Some of the yogis, perhaps Goswamies that had come from the country where Eklinga was the tutelary deity, had their hair braided and woven around their foreheads, holding in its fold lotus seeds; beneath the tiara of hair a crescent of white on their foreheads. A flowing yellow robe half hid their ash-smeared limbs. A tall Sannyasi—the most ascetic of sects—his lean yellow-robed form supported by a long staff at the end of which swung a yellow bag, strode solemnly along with eyes fixed on a book, the Bhagavad Gita, muttering, “Aum, to the light of earth, the divine light that illumines our souls. Aum!”
To Barlow it was like a grotesque pantomime with no directing head. Nautch girls tripped along laughing and chatting, bracelets jingling, and tiny bells at their ankles tinkling musically. It depressed him; it was such a terrible juxtaposition of frivolity and the gloomed shadow of idol worship that lay just the bridge’s span of the sullen Narbudda: the gloomy, broken scraps of the long since deserted forts that cut with jagged lines the moonlit sky; and beyond them again the many temples with their scowling Brahmin priests, and the shrine wherein the god of destruction, Omkar, sat athirst for sacrifice. He shivered as though the white mist that veiled the river crept into his marrow.

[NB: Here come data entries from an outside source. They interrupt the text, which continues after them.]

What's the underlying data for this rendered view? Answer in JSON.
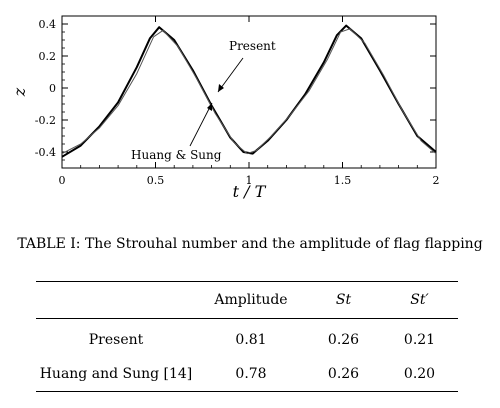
{
  "chart_data": {
    "type": "line",
    "xlabel": "t / T",
    "ylabel": "z",
    "xlim": [
      0,
      2
    ],
    "ylim": [
      -0.5,
      0.45
    ],
    "x_ticks": [
      "0",
      "0.5",
      "1",
      "1.5",
      "2"
    ],
    "y_ticks": [
      "0.4",
      "0.2",
      "0",
      "-0.2",
      "-0.4"
    ],
    "series": [
      {
        "name": "Present",
        "style": "thick black",
        "x": [
          0,
          0.1,
          0.2,
          0.3,
          0.4,
          0.47,
          0.52,
          0.6,
          0.7,
          0.8,
          0.9,
          0.97,
          1.02,
          1.1,
          1.2,
          1.3,
          1.4,
          1.47,
          1.52,
          1.6,
          1.7,
          1.8,
          1.9,
          2.0
        ],
        "y": [
          -0.43,
          -0.36,
          -0.24,
          -0.09,
          0.13,
          0.31,
          0.38,
          0.3,
          0.11,
          -0.11,
          -0.31,
          -0.4,
          -0.41,
          -0.33,
          -0.2,
          -0.04,
          0.16,
          0.33,
          0.39,
          0.31,
          0.11,
          -0.1,
          -0.3,
          -0.4
        ]
      },
      {
        "name": "Huang & Sung",
        "style": "thin gray",
        "x": [
          0,
          0.1,
          0.2,
          0.3,
          0.4,
          0.49,
          0.54,
          0.62,
          0.72,
          0.82,
          0.92,
          0.99,
          1.04,
          1.12,
          1.22,
          1.32,
          1.42,
          1.49,
          1.54,
          1.62,
          1.72,
          1.82,
          1.92,
          2.0
        ],
        "y": [
          -0.41,
          -0.35,
          -0.25,
          -0.11,
          0.09,
          0.32,
          0.36,
          0.26,
          0.06,
          -0.16,
          -0.34,
          -0.41,
          -0.39,
          -0.3,
          -0.17,
          -0.02,
          0.18,
          0.35,
          0.37,
          0.28,
          0.08,
          -0.14,
          -0.33,
          -0.41
        ]
      }
    ],
    "annotations": [
      "Present",
      "Huang & Sung"
    ]
  },
  "caption": "TABLE I: The Strouhal number and the amplitude of flag flapping",
  "table": {
    "headers": [
      "",
      "Amplitude",
      "St",
      "St′"
    ],
    "rows": [
      [
        "Present",
        "0.81",
        "0.26",
        "0.21"
      ],
      [
        "Huang and Sung [14]",
        "0.78",
        "0.26",
        "0.20"
      ]
    ]
  }
}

The Gulab seemed at home amongst these gathered ones. Two or three times she had bade the driver stop his creeping pace, and looking out from beneath the curtain had questioned a man or woman. At last, as they were stopped by a wall of people watching the antics of some strolling players upon a platform, Bootea spoke to a stout woman who was pressed against the opening into the cart by the mob.
“Lucker khan Bhaina, Bowree,” the Gulab said in a low voice, and the woman’s eyes took on a startled look for it was a decoit password, and the Bowrees were a clan of decoits akin to the Bagrees. From the woman Bootea learned where she could find a good resting place with the family of a shop-keeper. There was no doubt about it, the Bowree woman assured her, for the tonga would impress him, and he was one who profited from the loot of decoits.
The Gulab was given a place to sleep in the shopkeeper’s house that extended back from his little shop. The driver was ordered to return in the morning to the Pindari camp. Barlow was for keeping the tonga, hoping that perhaps Bootea would change her mind and go on to Chunda, but the girl was firm in her determination to end it all at Mandhatta.
Before Barlow left her to seek some camping place in hut or serai, and food for himself and horse, the girl said: “If the Sahib will delay his going to-morrow for a little, Bootea will proceed early to the shrine to see the Swami—then she will return here, for she would want to see his face once more before the ending.”
“I’ll wait, Gulab,” he acquiesced; “I’ll be here at the tenth hour.” He felt even then an unaccountable chill of their parting, for, many being about, he could not take her in his arms to kiss her; but their eyes spoke, and the girl’s were luminous, and sweet with a look of hunger, of pathetic longing, of sublime trust.